No painter in the show can manage a complicated canvas, though they often try. Perhaps Saatchi and Rosenthal had to look for big pictures in order to fill the Academy walls. Fiona Rae likes to throw everything into her pictures, so in theory a large size would suit her. It doesn't work out that way, though her Untitled (Sky Shout) is a brave try. Rae is one of only two artists purchased by Saatchi in the last decade who is getting better. The other is Gary Hume. But although he is now more interesting and competent, Hume cannot escape the cool stance with which he began his career: that of the painter who cares nothing about painting, so he'll pretend to be an amateur and let's see what comes out. That kind of coolness is a trap.
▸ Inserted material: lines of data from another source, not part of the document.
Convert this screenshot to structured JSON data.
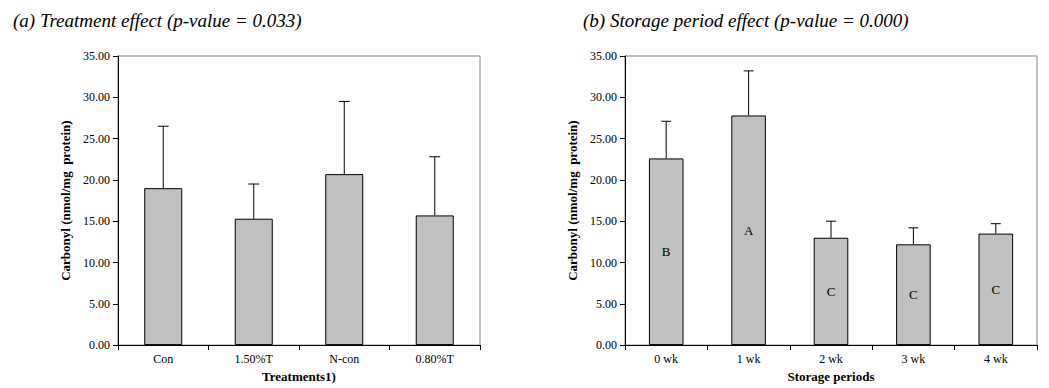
{
  "chart_data": [
    {
      "type": "bar",
      "title": "(a) Treatment effect (p-value = 0.033)",
      "xlabel": "Treatments1)",
      "ylabel": "Carbonyl (nmol/mg  protein)",
      "categories": [
        "Con",
        "1.50%T",
        "N-con",
        "0.80%T"
      ],
      "values": [
        19.0,
        15.3,
        20.7,
        15.7
      ],
      "errors": [
        7.5,
        4.2,
        8.8,
        7.1
      ],
      "color": "#c0c0c0",
      "ylim": [
        0,
        35
      ],
      "yticks": [
        {
          "value": 0,
          "label": "0.00"
        },
        {
          "value": 5,
          "label": "5.00"
        },
        {
          "value": 10,
          "label": "10.00"
        },
        {
          "value": 15,
          "label": "15.00"
        },
        {
          "value": 20,
          "label": "20.00"
        },
        {
          "value": 25,
          "label": "25.00"
        },
        {
          "value": 30,
          "label": "30.00"
        },
        {
          "value": 35,
          "label": "35.00"
        }
      ],
      "grid": false
    },
    {
      "type": "bar",
      "title": "(b) Storage period effect (p-value = 0.000)",
      "xlabel": "Storage periods",
      "ylabel": "Carbonyl (nmol/mg  protein)",
      "categories": [
        "0 wk",
        "1 wk",
        "2 wk",
        "3 wk",
        "4 wk"
      ],
      "values": [
        22.6,
        27.8,
        13.0,
        12.2,
        13.5
      ],
      "errors": [
        4.5,
        5.4,
        2.0,
        2.0,
        1.2
      ],
      "annotations": [
        "B",
        "A",
        "C",
        "C",
        "C"
      ],
      "color": "#c0c0c0",
      "ylim": [
        0,
        35
      ],
      "yticks": [
        {
          "value": 0,
          "label": "0.00"
        },
        {
          "value": 5,
          "label": "5.00"
        },
        {
          "value": 10,
          "label": "10.00"
        },
        {
          "value": 15,
          "label": "15.00"
        },
        {
          "value": 20,
          "label": "20.00"
        },
        {
          "value": 25,
          "label": "25.00"
        },
        {
          "value": 30,
          "label": "30.00"
        },
        {
          "value": 35,
          "label": "35.00"
        }
      ],
      "grid": false
    }
  ]
}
The room that's barred to children contains mannequins of children. They have been devised (though not made) by the brothers Jake and Dinos Chapman. Some of the noses of these little figures, which are all female, have been replaced by penises. In another piece, this one in the public rooms, similar toy girls act out routines derived from advertising and pornography. The Chapmans have borrowed their act from the American artist Jeff Koons. A lot of the art in "Sensation" comes from imitating Americans. Harvey gets his picture from Close, Patterson abjectly follows Rauschenberg, Gavin Turk is also a follower of Koons, Peter Davies gives us a swot's version of Basquiat and Damien Hirst's tanks are a late rerun of American minimalism. Startling a few years ago, they now look tired. Hirst's paintings are simply wretched.

The more satisfying pieces in a thin exhibition are Rachel Whiteread's Ghost, a sensitive painting by Simon Callery and photographs of a working-class household by Richard Billingham. Much other work is foolish or trivial. It's by artists who are wasting their time and our time. If the RA had wished to put on a decent exhibition of new British art in the last 15 years, they would have borrowed from other people besides Saatchi. Then we might have had a more responsible survey. "Sensation" is cheating its audience and it leaves some nasty experiences in the eye.

Royal Academy, W1 (0171 300 8000), to 28 Dec. A correction: in the `Sunday Review' of 31 Aug, we said that the artists Langlands & Bell were represented by the Victoria Miro Gallery. In fact, they are independent.